In reading across the available online literature associated with how mental health has been addressed over the past 27 years in NC, one comes up with the following cursory conclusions. The matter of state legislators being 'widely divergent' is associated with all the bait and switching which has taken place at the behest of DHHS. IMO, the state legislature needs to have a very tight reign over DHHS. This agency has proven it has no capacity to stay on point and maintain a direction. This is completely evident when one attends provider meetings at the local LME, such as I attend vis a vis Smoky MOuntain Center LME :

As I read across the below, attempting to map out what has taken place and more pointedly what has not, these are shadowy matters which seem to be in the foreground:

1. very little has changed in terms of upgrading mental health care as associated with 'official' overview of what mentally ill people need (if you think about the strides that western medicine has made in terms of cancer treatment and surgical techniques, the lack of progress is even more glaring).

2. people are out of the hospitals and the Willie M. case, in particular, which caught the attention of a NC state legislator (Willie M was a male adolescent with behavioral problems who was kept w/o rx in some facility in NC) caused people to focus upon children's mental health care matters----in particular.

3. It appears that with people out of the hospitals, psychiatric hospitals have been defunded which is only acceptable if you fund fully the 'pre-hospitalization' services. Thus, Community Support's intention was to do this in part. Community Support includes 24/7 emergency services.

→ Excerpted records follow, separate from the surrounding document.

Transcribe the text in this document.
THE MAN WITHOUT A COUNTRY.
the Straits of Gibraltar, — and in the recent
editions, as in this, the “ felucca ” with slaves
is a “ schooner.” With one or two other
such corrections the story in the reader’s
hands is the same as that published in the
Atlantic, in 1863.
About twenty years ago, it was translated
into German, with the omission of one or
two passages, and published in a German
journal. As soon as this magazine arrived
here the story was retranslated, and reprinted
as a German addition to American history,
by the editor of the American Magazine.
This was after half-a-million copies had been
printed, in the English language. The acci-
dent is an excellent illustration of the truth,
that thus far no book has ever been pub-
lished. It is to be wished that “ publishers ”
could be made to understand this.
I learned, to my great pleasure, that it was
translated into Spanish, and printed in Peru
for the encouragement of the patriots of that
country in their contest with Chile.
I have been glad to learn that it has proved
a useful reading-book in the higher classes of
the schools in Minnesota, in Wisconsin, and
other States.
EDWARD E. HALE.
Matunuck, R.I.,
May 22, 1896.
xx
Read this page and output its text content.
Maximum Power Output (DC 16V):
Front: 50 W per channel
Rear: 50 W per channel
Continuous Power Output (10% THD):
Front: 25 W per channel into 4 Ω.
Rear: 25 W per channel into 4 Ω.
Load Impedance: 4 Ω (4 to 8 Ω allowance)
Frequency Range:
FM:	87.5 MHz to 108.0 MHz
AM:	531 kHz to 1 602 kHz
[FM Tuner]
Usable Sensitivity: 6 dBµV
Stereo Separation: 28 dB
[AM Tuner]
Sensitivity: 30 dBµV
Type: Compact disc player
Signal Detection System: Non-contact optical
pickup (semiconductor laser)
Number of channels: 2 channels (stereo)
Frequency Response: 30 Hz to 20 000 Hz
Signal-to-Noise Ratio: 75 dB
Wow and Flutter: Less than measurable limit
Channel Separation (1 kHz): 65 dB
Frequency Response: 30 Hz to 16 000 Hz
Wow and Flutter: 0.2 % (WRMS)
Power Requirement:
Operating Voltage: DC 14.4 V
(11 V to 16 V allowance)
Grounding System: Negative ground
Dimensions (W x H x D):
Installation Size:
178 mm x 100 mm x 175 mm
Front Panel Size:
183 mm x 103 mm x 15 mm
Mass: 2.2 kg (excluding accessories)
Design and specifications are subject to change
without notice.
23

4. Now we have the predicament of defunding of emergency pscyhiatric care and defunding of the mechanism which, in part, was to address issues prior to necessary psychiatric hospitalization.

5. It seems to me that the movement ouf of institutions e.g., psychiatric hospitals, is one matter which has been legislatively determined at the federal and state level. This clock will not be turned back. However, what has not happened in a very pointed manner is that 'pre-hospitalization' services which might be residential homes; emergency foster care; formal psychosocial support systems which provide social contact (for adults), etc., are being cut. You can't both: cut in emergency psychiatric services----which is legislatively demanded as associated with multiple lawsuits and a cut in 'pre-hospitalization' services.

Careful attention to full funding and overviewing of 'pre-emergency' services MUST be the first and consistent item of business. MAKE YOUR CHOICE: return to psychiatric hospitals (and this cannot be done in terms of federal and state legal precedent) OR fund and overview 'pre-emergency' services such as Community Support; crisis care; psychosocial support; etc.

I will call Jerry Meek this week to see what is being done about this matter. It is curious that he is an attorney who works with mental health matters and there is so little coming out of the Dem Party website re: this critical matter. Attention to this will define the ease of election of the next possible Dem governor, or not.